Police end Extinction Rebellion occupation of Norway's oil ministry

Around 17 campaigners, some with "Ban oil" written on their palms, occupied the ministry's reception. PHOTO: EXTINCTION REBELLION SVERIGE/TWITTER

OSLO (REUTERS) - Scores of Extinction Rebellion activists blocked access to Norway's oil and energy ministry for more than five hours on Monday (Aug 23), before police cleared the demonstration and made arrests.

Around 17 campaigners, some with "Ban oil" written on their palms, occupied the ministry's reception, while dozens of others demonstrated outside, stopping people getting into the building in central Oslo.

They described the blockade as a part of a 10-day protest against Norway's oil industry. Norway is Western Europe's largest producer of crude and natural gas and pumps some four million barrels of oil equivalent per day.

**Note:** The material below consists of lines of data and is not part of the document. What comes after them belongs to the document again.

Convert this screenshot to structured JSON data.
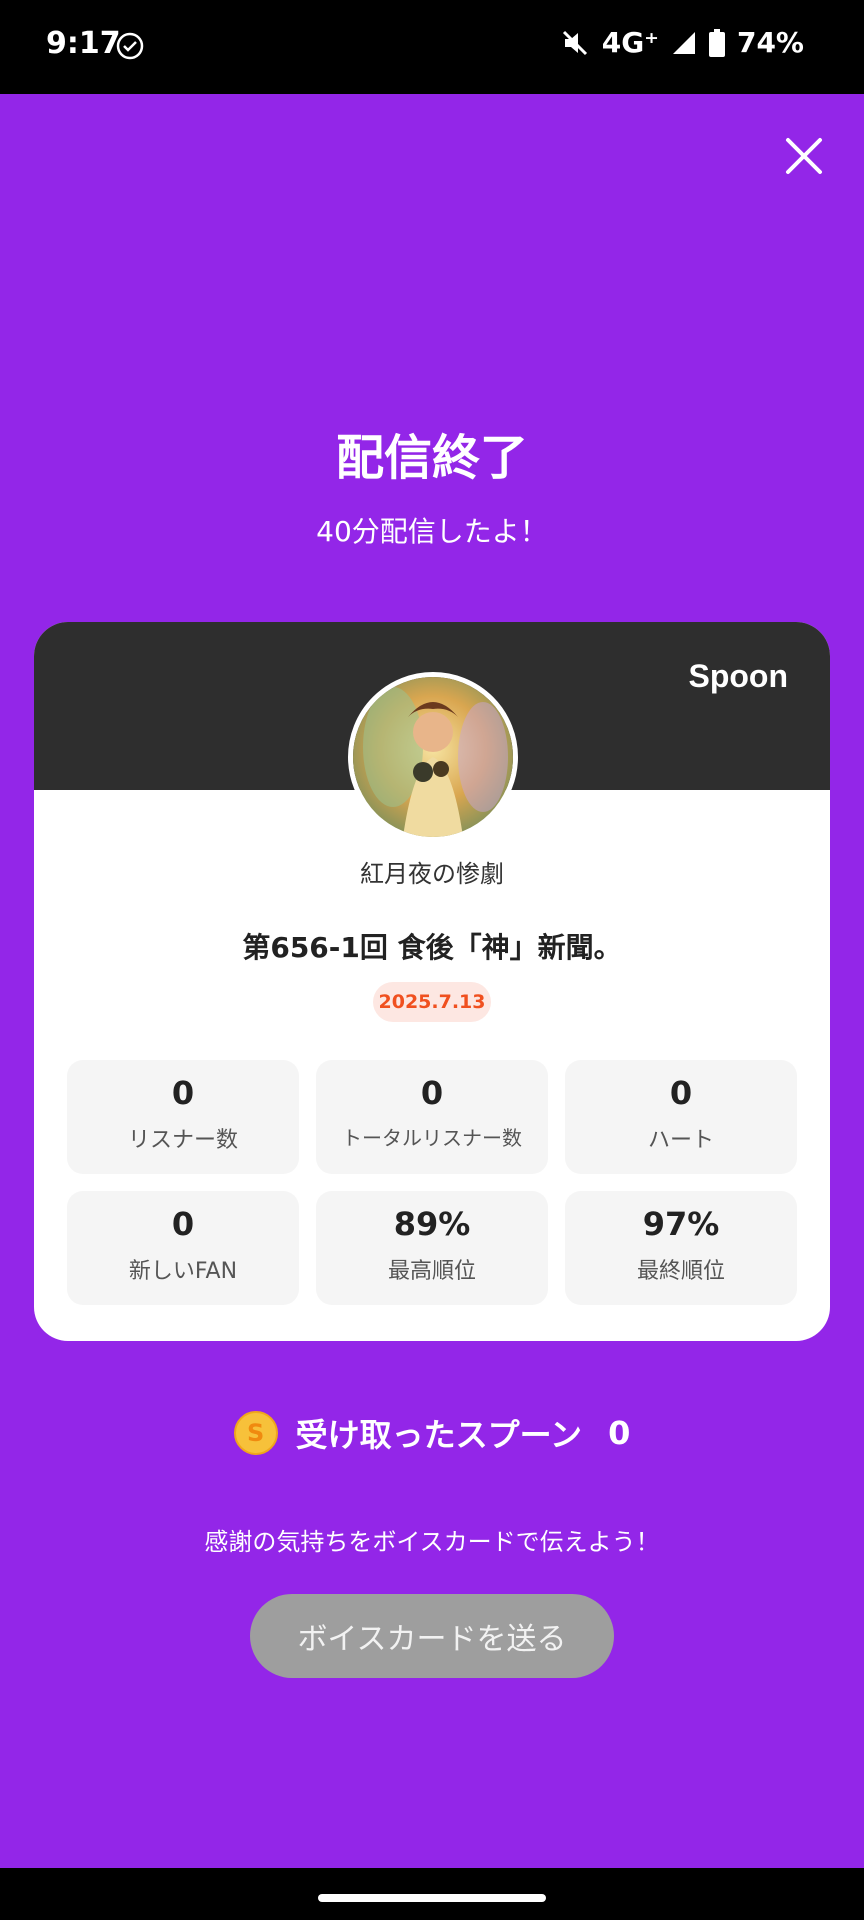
{
  "status_bar": {
    "time": "9:17",
    "network": "4G⁺",
    "battery": "74%",
    "icons": [
      "check-circle-icon",
      "mute-icon",
      "signal-icon",
      "battery-icon"
    ]
  },
  "close_icon": "close-icon",
  "header": {
    "title": "配信終了",
    "subtitle": "40分配信したよ！"
  },
  "card": {
    "brand": "Spoon",
    "username": "紅月夜の惨劇",
    "show_title": "第656-1回 食後「神」新聞。",
    "date": "2025.7.13",
    "stats": [
      {
        "value": "0",
        "label": "リスナー数"
      },
      {
        "value": "0",
        "label": "トータルリスナー数"
      },
      {
        "value": "0",
        "label": "ハート"
      },
      {
        "value": "0",
        "label": "新しいFAN"
      },
      {
        "value": "89%",
        "label": "最高順位"
      },
      {
        "value": "97%",
        "label": "最終順位"
      }
    ]
  },
  "spoons": {
    "coin_symbol": "S",
    "label": "受け取ったスプーン",
    "count": "0"
  },
  "thanks_text": "感謝の気持ちをボイスカードで伝えよう！",
  "voicecard_button": "ボイスカードを送る",
  "colors": {
    "background": "#9326e8",
    "card_header": "#2e2e2e",
    "date_badge_text": "#f0501f",
    "button": "#9e9e9e"
  }
}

Police started clearing the building by the afternoon and said they arrested 19 people, most of them people inside the ministry. Another 29 protesters were arrested when they blocked a major road in the city, the force said on Twitter.

Climate change has become a focal point of debate ahead of an election on Sept 13, in which Norway's centre-left opposition is expected to defeat the incumbent Conservative-led coalition.

"For decades we have written letters, we have spoken out, we have demonstrated. You let us speak but you are not listening," 22-year-old activist Hanna Kristina Jakobsen told the crowd during the demonstration.

"This is why we do peaceful civil disobedience now. We are desperate."

Norway's Minister of Petroleum and Energy, Tina Bru, said she shared the worry about climate change but criticised the protesters' tactics.

"We'll never succeed in the fight against climate change if we scrap democracy on the way," Bru said in a statement.

Extinction Rebellion is also planning protests elsewhere in Europe, with two weeks of demonstrations starting on Monday in London.

Earlier this week Extinction Rebellion activists blocked access to an Equinor-run oil export facility on Norway's west coast, temporarily halting the loading of oil.